[ENH] Proper calculation of distances #2454

janezd · 2017-07-06T14:36:21Z

Issue

Orange currently uses the puny SKL functions for computation of distances, which have no normalization and don't handle nominal features and missing values.

Description of changes

Includes

Code changes
Tests
Documentation

ajdapretnar · 2017-07-06T14:38:41Z

I was wondering what's this year's big project after last year's trees. Looks like a logical continuation. 👍

janezd · 2017-07-06T14:42:09Z

The code is far from done yet. You can comment on it, but at this moment I wish if somebody could take a look at distances.md from this pull request (open it in an editor with a viewer that can parse LaTeX (e.g. Haroopad) or see the attached PDF). It describes the normalization and treatment of missing values for different cases and distance types. @BlazZupan?

@nikicc, which type of sparse matrices (preferably a single one) do I need to support?

distances.pdf

janezd · 2017-07-06T14:45:46Z

@ajdapretnar, yes, it's logical, it's the next most annoying thing in Orange after trees (and before Bayes?).

nikicc · 2017-07-06T17:22:48Z

@nikicc, which type of sparse matrices (preferably a single one) do I need to support?

SciPy's csr_matrix and csc_matrix are the only one that we currently use AFAIK. I believe they support normal NumPy indexing; just that one is faster for column- and the other for row operations. A while ago, we decided that we do not make any guarantees and whoever would prefer one to the other may change it inplace on the table, so feel free to do so if this brings any speed-ups.

Also, I suggest that rather than calling NumPy directly — I spotted at least np.bincount and np.nanmean — you consider functions from Orange/statistics/util.py. There are some NumPy's equivalent function that can also handle sparse data. E.g. bincount and nanmean are already there, but you might need to write others like nanvar etc.

janezd · 2017-07-10T13:40:30Z

@nikicc, what do you mean by not making any guarantees?
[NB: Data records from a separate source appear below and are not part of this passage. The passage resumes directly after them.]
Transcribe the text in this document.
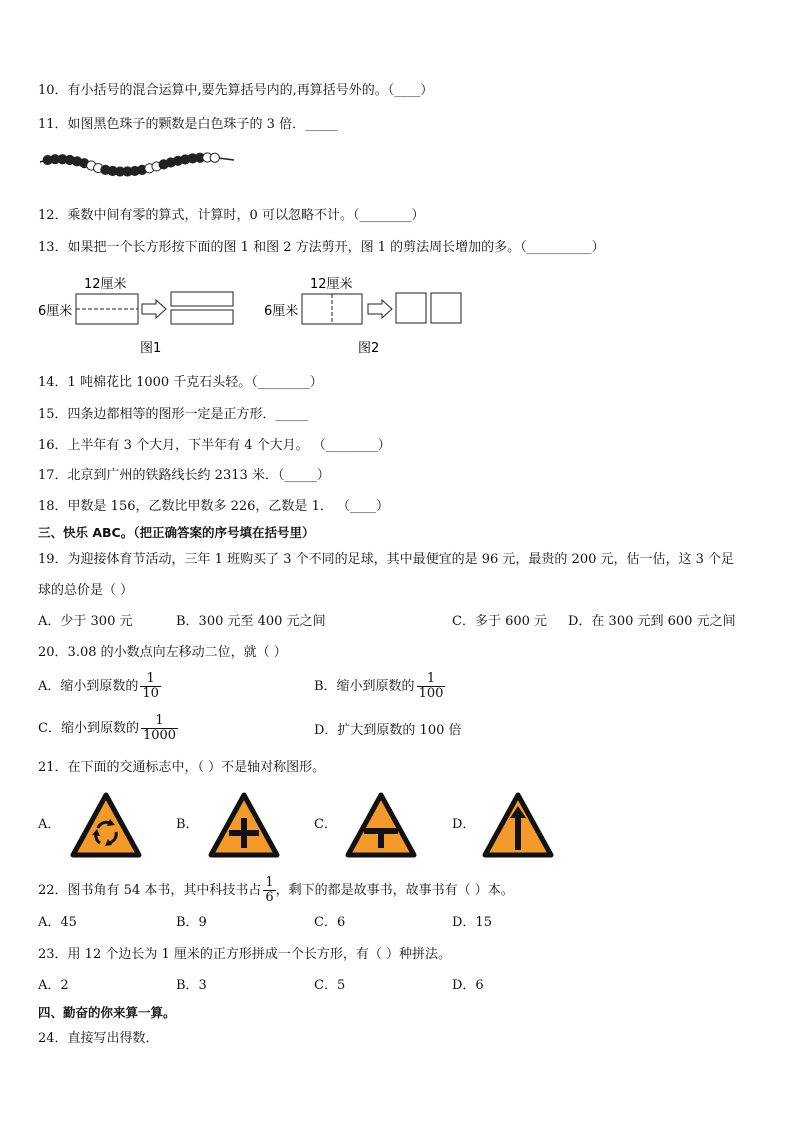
10．有小括号的混合运算中,要先算括号内的,再算括号外的。（____）
11．如图黑色珠子的颗数是白色珠子的 3 倍．_____
12．乘数中间有零的算式，计算时，0 可以忽略不计。（________）
13．如果把一个长方形按下面的图 1 和图 2 方法剪开，图 1 的剪法周长增加的多。（__________）
12厘米
6厘米
图1
12厘米
6厘米
图2
14．1 吨棉花比 1000 千克石头轻。（________）
15．四条边都相等的图形一定是正方形．_____
16．上半年有 3 个大月，下半年有 4 个大月。 （________）
17．北京到广州的铁路线长约 2313 米．（_____）
18．甲数是 156，乙数比甲数多 226，乙数是 1． （____）
三、快乐 ABC。（把正确答案的序号填在括号里）
19．为迎接体育节活动，三年 1 班购买了 3 个不同的足球，其中最便宜的是 96 元，最贵的 200 元，估一估，这 3 个足
球的总价是（ ）
A．少于 300 元	B．300 元至 400 元之间	C．多于 600 元 D．在 300 元到 600 元之间
20．3.08 的小数点向左移动二位，就（ ）
A．缩小到原数的 $\frac{1}{10}$	B．缩小到原数的 $\frac{1}{100}$
C．缩小到原数的 $\frac{1}{1000}$	D．扩大到原数的 100 倍
21．在下面的交通标志中，（ ）不是轴对称图形。
A．	B．	C．	D．
22．图书角有 54 本书，其中科技书占 $\frac{1}{6}$ ，剩下的都是故事书，故事书有（ ）本。
A．45	B．9	C．6	D．15
23．用 12 个边长为 1 厘米的正方形拼成一个长方形，有（ ）种拼法。
A．2	B．3	C．5	D．6
四、勤奋的你来算一算。
24．直接写出得数．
Do I understand correctly that the new code for calculation of distances needs to support both types of matrices? The thing is that the Python code only covers fitting (that is, computation of means and variances needed for handling missing values and normalization). Actual computation is in Cython. I thus have to write a separate function for each matrix type x distance type x axis. Which is, well, lots of functions (eight per each matrix type). :)

nikicc · 2017-07-10T14:02:24Z

Do I understand correctly that the new code for calculation of distances needs to support both types of matrices?

IMO: yes. In theory, you could get either CSC or CSR, though you will mostly get a CSR.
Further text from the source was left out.